Note that a table is not necessarily stored in a file by itself. A relational database hides the details of storage from the user. What makes a database relational is how it presents the data to the user, and how it allows the user to get at the data. Some relational databases put the data from many different tables into one file. Others allow the data from one table to be split among several files, and even among several different computers on a network. Some store their data in memory. Regardless of how the data are stored, a relational database will allow the user to get at the data without any knowledge of the physical storage.

The data in a relational database may be broken into more than one table. Sometimes the data in one table will refer to data in another table - for example, if you have a table of employees and another of departments, each row in the employees table may refer to a row in the departments table. In a relational database, these connections between tables are always done with data values rather than with physical pointers. In the employees-departments example, the departments table could have a column with the department number (a unique number identifying the department), and the employees table could have a column with the number of the department the employee works for. The important thing is that this link between the tables is done with normal data values. In some other types of database systems, the link between one type of record and another is done with a pointer that gives the physical location of the linked record.

In the employees-departments example, the department number in the departments table would be the primary key of the table. The primary key is a set of columns (often one column) whose values uniquely identify the rows in the table. In a relational database, every table must have a primary key (this rule from relational database theory is often poorly enforced - even some expensive, high-end relational database systems don’t require the user to define a primary key).

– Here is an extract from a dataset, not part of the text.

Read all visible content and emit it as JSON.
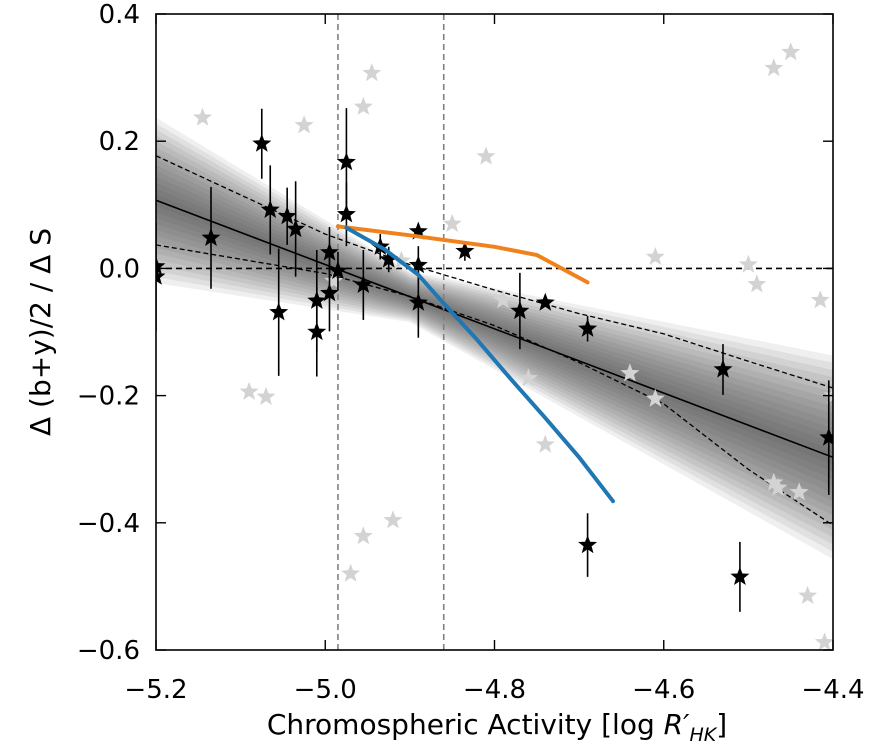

A foreign key is a set of columns in a table that refer (or point to) the primary key in another table (or even the same table in some cases). In the employees-departments example, the department number in the employees table is a foreign key referring to the primary key in the departments table. Foreign key values need not be unique, and usually aren’t. Relational theory doesn’t require a table to have any foreign keys.

A relational database will enforce integrity rules with respect to primary and foreign keys. It will not allow a row with a foreign key that refers to a non-existent primary key. In the employees-departments example, this means it won’t allow an employee with a department number that doesn’t have a matching department number in the departments table. This integrity rule may be enforced when inserting new employees into the employees table, or when deleting departments from the departments table.

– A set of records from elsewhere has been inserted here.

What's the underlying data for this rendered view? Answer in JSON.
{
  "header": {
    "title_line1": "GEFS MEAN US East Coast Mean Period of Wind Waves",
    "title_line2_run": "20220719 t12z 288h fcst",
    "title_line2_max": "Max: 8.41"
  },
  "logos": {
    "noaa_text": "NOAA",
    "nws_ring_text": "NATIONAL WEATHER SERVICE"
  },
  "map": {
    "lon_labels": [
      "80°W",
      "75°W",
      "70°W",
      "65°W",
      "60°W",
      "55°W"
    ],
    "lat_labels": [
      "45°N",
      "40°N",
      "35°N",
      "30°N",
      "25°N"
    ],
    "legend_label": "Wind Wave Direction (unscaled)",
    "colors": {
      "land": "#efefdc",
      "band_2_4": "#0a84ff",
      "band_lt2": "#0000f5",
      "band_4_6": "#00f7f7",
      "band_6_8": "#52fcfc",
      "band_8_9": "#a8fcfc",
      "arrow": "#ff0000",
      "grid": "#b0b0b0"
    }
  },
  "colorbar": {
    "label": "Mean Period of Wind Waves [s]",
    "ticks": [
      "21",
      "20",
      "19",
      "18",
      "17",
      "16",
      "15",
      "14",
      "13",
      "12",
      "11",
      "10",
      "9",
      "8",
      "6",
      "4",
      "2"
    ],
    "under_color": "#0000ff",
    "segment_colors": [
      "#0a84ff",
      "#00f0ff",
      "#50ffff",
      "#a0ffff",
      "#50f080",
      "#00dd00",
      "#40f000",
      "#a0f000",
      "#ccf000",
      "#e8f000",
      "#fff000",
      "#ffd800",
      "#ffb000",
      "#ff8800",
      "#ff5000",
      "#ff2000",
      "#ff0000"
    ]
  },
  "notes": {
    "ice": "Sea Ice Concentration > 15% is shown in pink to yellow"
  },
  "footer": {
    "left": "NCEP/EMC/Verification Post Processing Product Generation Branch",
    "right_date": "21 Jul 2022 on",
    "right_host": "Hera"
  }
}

A relational database has a non-procedural language for manipulating data. That is, there will be a query language by which the user can describe what operations are to take place without telling the database system what steps to take in performing the operations. The most common query language is SQL, or Structured Query Language. In the employees-departments example, one might want to know which departments have more than ten employees. In some non-relational database systems, one would have to write a program to step through the data to figure this out. In a relational database system, one would write a query describing the results one wanted to see - something like:

select d.department_id, d.department_name
from departments d
(select count(*)
from employees e
where e.department_id = d.department_id) > 10

Note that the query doesn’t tell the database system how to get at the data - it just describes a desired result. It’s up to the database system to figure out how to get the requested data and, if there’s more than one way to get it, which is the best way.

I believe I’ve hit most of the high points. There are other parts of the relational model, including other types of integrity constraints, views, transactions, domains, normal forms, etc.

One last important point: the relational model was invented to promote data independence. Earlier types of database systems (such as hierarchical and network) required users to know how to physically get at the data. Software written to use these systems had to navigate through indexes and physical pointers between records. If the physical design of the database changed, the programs that used the data would also have to change. Relational databases largely free people from having to hard-wire details about physical storage into their programs, which makes it possible to re-organize data without having to re-write software.